Sharing the Workload

Each time you recruit somebody, designate somebody the hiring manager.

The hiring manager ‘owns’ that role: she’s the point person for all things related to filling that role.

A hiring manager’s responsibilities are:

  • Drafting the job description
  • Finding candidates
  • Reviewing applications and CVs
  • Meeting all the candidates
  • Ensuring candidates have good feedback
  • Organising on-boarding and ensuring the new hire gets a great introduction to the company

The hiring manager doesn’t have be an actual manager – but it should be the person closest to the role. So if you’re hiring an iOS engineer, your iOS lead should be the hiring manager.

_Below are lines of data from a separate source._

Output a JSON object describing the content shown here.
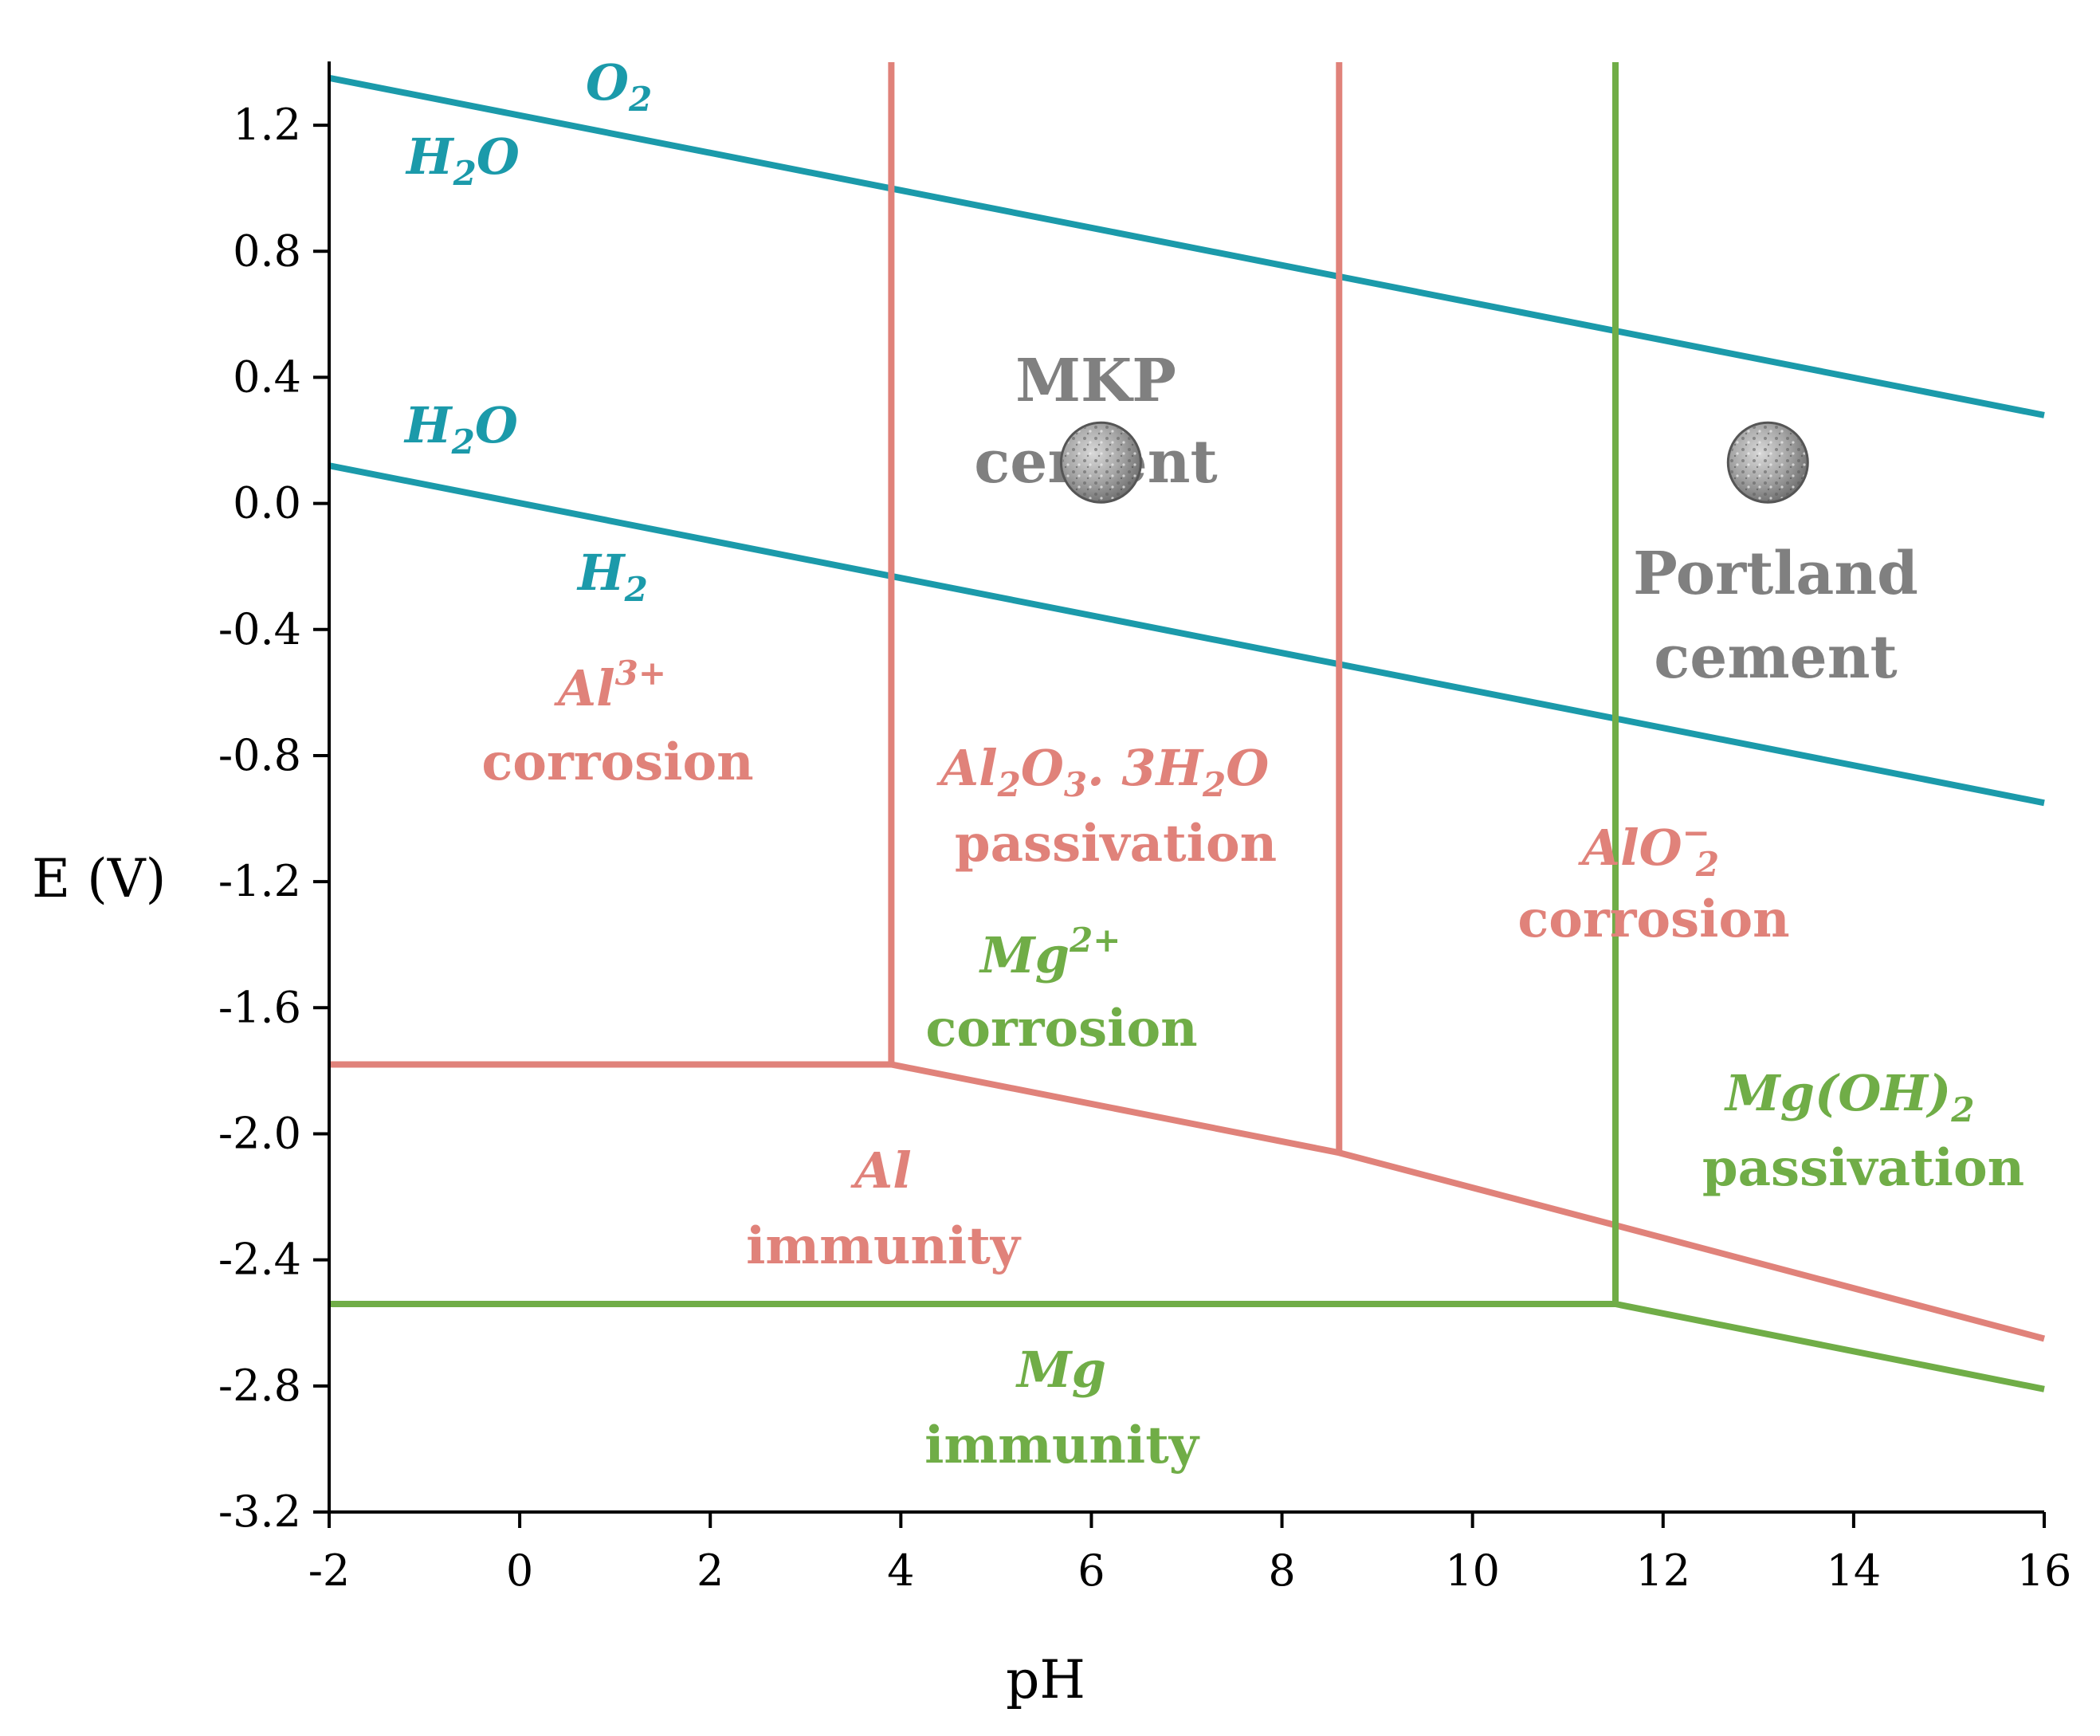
{
  "chart_data": {
    "type": "line",
    "title": "",
    "xlabel": "pH",
    "ylabel": "E (V)",
    "xlim": [
      -2,
      16
    ],
    "ylim": [
      -3.2,
      1.4
    ],
    "x_ticks": [
      -2,
      0,
      2,
      4,
      6,
      8,
      10,
      12,
      14,
      16
    ],
    "x_tick_labels": [
      "-2",
      "0",
      "2",
      "4",
      "6",
      "8",
      "10",
      "12",
      "14",
      "16"
    ],
    "y_ticks": [
      1.2,
      0.8,
      0.4,
      0.0,
      -0.4,
      -0.8,
      -1.2,
      -1.6,
      -2.0,
      -2.4,
      -2.8,
      -3.2
    ],
    "y_tick_labels": [
      "1.2",
      "0.8",
      "0.4",
      "0.0",
      "-0.4",
      "-0.8",
      "-1.2",
      "-1.6",
      "-2.0",
      "-2.4",
      "-2.8",
      "-3.2"
    ],
    "colors": {
      "water": "#1b9aaa",
      "aluminium": "#e0827a",
      "magnesium": "#70ad47",
      "cement_text": "#808080",
      "cement_marker": "#8c8c8c"
    },
    "series": [
      {
        "name": "water-o2-line",
        "group": "water",
        "x": [
          -2,
          16
        ],
        "y": [
          1.35,
          0.28
        ]
      },
      {
        "name": "water-h2-line",
        "group": "water",
        "x": [
          -2,
          16
        ],
        "y": [
          0.12,
          -0.95
        ]
      },
      {
        "name": "al-immunity-boundary",
        "group": "aluminium",
        "x": [
          -2,
          3.9,
          8.6,
          11.5,
          16
        ],
        "y": [
          -1.78,
          -1.78,
          -2.06,
          -2.29,
          -2.65
        ]
      },
      {
        "name": "al-al3plus-boundary",
        "group": "aluminium",
        "x": [
          3.9,
          3.9
        ],
        "y": [
          -1.78,
          1.4
        ]
      },
      {
        "name": "al-aluminate-boundary",
        "group": "aluminium",
        "x": [
          8.6,
          8.6
        ],
        "y": [
          -2.06,
          1.4
        ]
      },
      {
        "name": "mg-immunity-boundary",
        "group": "magnesium",
        "x": [
          -2,
          11.5,
          16
        ],
        "y": [
          -2.54,
          -2.54,
          -2.81
        ]
      },
      {
        "name": "mg-hydroxide-boundary",
        "group": "magnesium",
        "x": [
          11.5,
          11.5
        ],
        "y": [
          -2.54,
          1.4
        ]
      }
    ],
    "labels": {
      "o2": {
        "base": "O",
        "sub": "2"
      },
      "h2o_top": {
        "base": "H",
        "sub": "2",
        "tail": "O"
      },
      "h2o_bottom": {
        "base": "H",
        "sub": "2",
        "tail": "O"
      },
      "h2": {
        "base": "H",
        "sub": "2"
      },
      "al3plus": {
        "base": "Al",
        "sup": "3+",
        "state": "corrosion"
      },
      "al_oxide": {
        "p1": "Al",
        "s1": "2",
        "p2": "O",
        "s2": "3",
        "p3": ". 3H",
        "s3": "2",
        "p4": "O",
        "state": "passivation"
      },
      "aluminate": {
        "base": "AlO",
        "sup": "−",
        "sub": "2",
        "state": "corrosion"
      },
      "mg2plus": {
        "base": "Mg",
        "sup": "2+",
        "state": "corrosion"
      },
      "mg_hydroxide": {
        "base": "Mg(OH)",
        "sub": "2",
        "state": "passivation"
      },
      "al_immunity": {
        "base": "Al",
        "state": "immunity"
      },
      "mg_immunity": {
        "base": "Mg",
        "state": "immunity"
      },
      "mkp_cement": {
        "line1": "MKP",
        "line2": "cement"
      },
      "portland_cement": {
        "line1": "Portland",
        "line2": "cement"
      }
    },
    "markers": [
      {
        "name": "mkp-cement-marker",
        "x": 6.1,
        "y": 0.13
      },
      {
        "name": "portland-cement-marker",
        "x": 13.1,
        "y": 0.13
      }
    ]
  }
}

The hiring manager is responsible for answering questions like:

  • What will this person add to the company’s existing skill set?
  • How will this role fit within your team structure? Who will this person report to?
  • What impact will this have on existing team members?
  • What is the job title (and does the job title matter?)
  • What skills and attributes are necessary for this role?
  • What does a “good fit” look like? What does an “amazing” candidate look like?

That said, recruitment is everyone’s job in a start-up.

Every person that your team meets is a potential candidate, and everyone is responsible for finding and attracting top talent.

Recruiting for your company should be a positive, enjoyable experience. It’s a brilliant opportunity to meet people who share your passions and interests. It’s also a great way to learn more about yourself, your team and your company.

Your attitude towards the search, process and on-boarding will come across when you meet candidates. It’s important because candidates often decide to join or not join a company based on how they found the people they met they met. People want to work with people they can learn from and share experiences with. Often, this is more important to candidates than what salary they’ll get.

Great recruiting creates a virtuous circle. The better the people you have, the more likely your team is to recruit their best contacts as referrals. Conversely, if the bar drops, your team will worry that those subpar hires reflect on them, and will be less likely to help recruit future teammates.

Remember that recruiting takes practice. The more you recruit and interview, the better you will become at it.